Ricardo Rocha

Padre nuestro que estás en Palacio

Ricardo Rocha

Para Héctor Bonilla: maestro del amor y el humor

Sí. No me cabe la menor duda de que Andrés Manuel López Obrador se ha convertido en una especie de Dios en la tierra, aunque no sea Presidente de México.

A ver: nadie puede negar que su carisma, su liderazgo social y el fanatismo de sus seguidores atrajeron a cientos de miles —un millón 200 mil, según su cifra oficial— el pasado domingo para venir a ejercer con él sus diez mandamientos de obediencia ciega; pero también hay un montón de evidencias de una gigantesca manipulación de masas que acudieron por una limosna oficial, pagada con nuestros impuestos, o por la amenaza de perder sus empleos, sus aguinaldos o los abonos de control que el gobierno de la 4T les regala mensualmente, también saqueando las arcas públicas, como si éstas les hubieran sido endosadas junto con el poder político; el acarreo —ahora llamado “apoyo”— con mil o dos mil camiones es lo de menos, lo doloroso y hasta cruel son los engaños y las amenazas a otros tantos cientos de miles que vivieron la tortura múltiple del domingo; todos, menos uno; el propio Andrés Manuel que, aun con sus achaques que él mismo reconoce, podría realizar un acto como este cada semana, a pesar de las seis horas de recorrido desde el Ángel hasta la concentración en el Zócalo.

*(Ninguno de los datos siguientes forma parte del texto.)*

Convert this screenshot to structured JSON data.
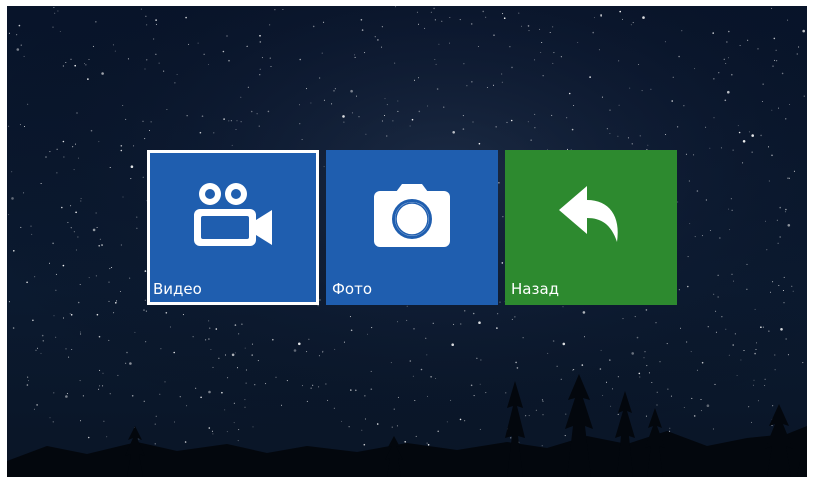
{
  "menu": {
    "items": [
      {
        "label": "Видео",
        "icon": "video-camera-icon",
        "color": "#1f5eaf",
        "selected": true
      },
      {
        "label": "Фото",
        "icon": "camera-icon",
        "color": "#1f5eaf",
        "selected": false
      },
      {
        "label": "Назад",
        "icon": "back-arrow-icon",
        "color": "#2d8a2f",
        "selected": false
      }
    ]
  },
  "colors": {
    "tile_blue": "#1f5eaf",
    "tile_green": "#2d8a2f",
    "selection_border": "#ffffff",
    "background": "#050d1a"
  }
}
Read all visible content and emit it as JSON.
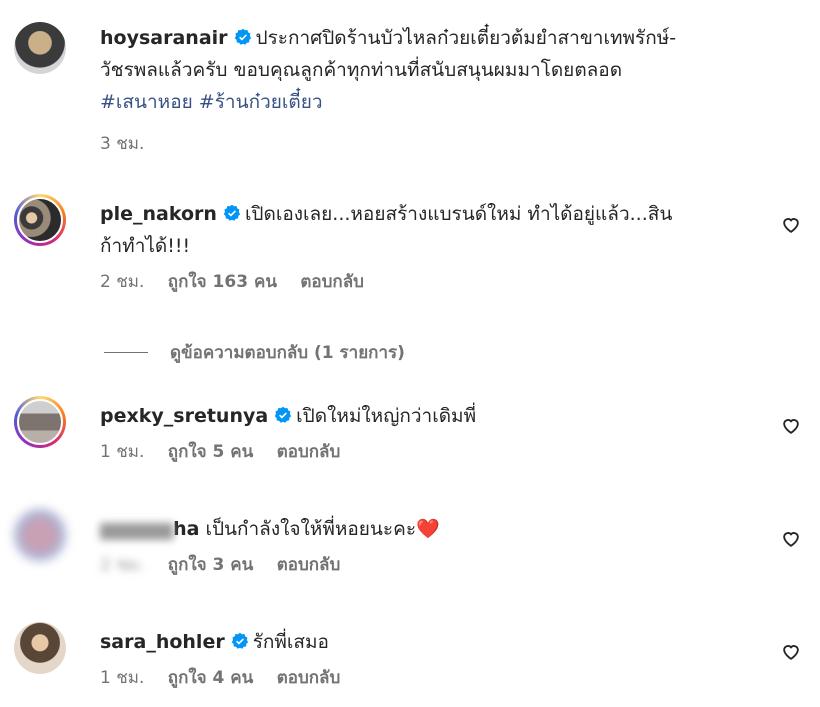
{
  "colors": {
    "text": "#262626",
    "muted": "#737373",
    "hashtag": "#385185",
    "verified": "#0095f6",
    "heart": "#e8365d"
  },
  "caption": {
    "username": "hoysaranair",
    "text_line1": "ประกาศปิดร้านบัวไหลก๋วยเตี๋ยวต้มยำสาขาเทพรักษ์-",
    "text_line2": "วัชรพลแล้วครับ ขอบคุณลูกค้าทุกท่านที่สนับสนุนผมมาโดยตลอด",
    "hashtag1": "#เสนาหอย",
    "hashtag2": "#ร้านก๋วยเตี๋ยว",
    "time": "3 ชม."
  },
  "comments": [
    {
      "username": "ple_nakorn",
      "text_line1": "เปิดเองเลย...หอยสร้างแบรนด์ใหม่ ทำได้อยู่แล้ว...สิน",
      "text_line2": "ก้าทำได้!!!",
      "time": "2 ชม.",
      "likes": "ถูกใจ 163 คน",
      "reply": "ตอบกลับ"
    },
    {
      "username": "pexky_sretunya",
      "text": "เปิดใหม่ใหญ่กว่าเดิมพี่",
      "time": "1 ชม.",
      "likes": "ถูกใจ 5 คน",
      "reply": "ตอบกลับ"
    },
    {
      "username": "ha",
      "text": "เป็นกำลังใจให้พี่หอยนะคะ❤️",
      "time": "2 ชม.",
      "likes": "ถูกใจ 3 คน",
      "reply": "ตอบกลับ"
    },
    {
      "username": "sara_hohler",
      "text": "รักพี่เสมอ",
      "time": "1 ชม.",
      "likes": "ถูกใจ 4 คน",
      "reply": "ตอบกลับ"
    }
  ],
  "view_replies": "ดูข้อความตอบกลับ (1 รายการ)"
}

Una megalomanía que lo ha llevado a inventar una nueva doctrina filosófico-política para redefinirse luego de equiparar su 4T con la Independencia, la Reforma y la Revolución: ahora se trata de “El humanismo mexicano”; como si su egocentrismo lo llevara a crear una nueva y original forma de convivencia, que además sea absolutamente distinta y nos aparte todavía más del resto del mundo.

Aquí las preguntas son múltiples: ¿puede un gobierno como el de AMLO autoproclamarse humanista cuando cerró nueve mil estancias infantiles? ¿Cuándo retiró los apoyos a refugios para mujeres violentadas? ¿Si provocó miles de muertes en la pandemia por negarse al uso del cubrebocas? ¿Cuándo ha matado a tres mil niños por no darles medicinas contra el cáncer? ¿Cuándo se opuso a otorgarles créditos a micros y pequeñas empresas generando millones de desempleados? Qué explicación tiene para el hecho incontrovertible de que —según la estadística oficial y no sus otros datos— haya cuatro millones de nuevos pobres durante su gobierno y al menos dos millones de mexicanos más relegados a la pobreza extrema; en otras palabras, que padecen hambre todos los días.

Por ello, hoy dos desgracias oscurecen el horizonte de la nación:

-Primero, que al actual gobierno no le interesan los grandes desafíos de México; solo hacer política y ganar elecciones. Porque quiere perpetuarse más allá de 2024 a través de algún títere o marioneta y, por supuesto, con el apoyo incondicional de las maiceadas fuerzas armadas. Todo, a pesar de los magros resultados y de la corrupción que ya es hedionda en toda su decadente estructura y aun en su círculo familiar y de cómplices de gabinete.

-Segundo, es que no tenemos un presidente de México, o de todos los mexicanos. Sino un autoritario del poder que solo gobierna para sus seguidores y ejerce como adversario de todos los demás. Y que por eso enfureció con la marcha ciudadana del 13 de noviembre y se organizó su propia marcha.

Vaya paradoja: cada vez más gente y cada vez más solo. Como se fue quedando en el Zócalo.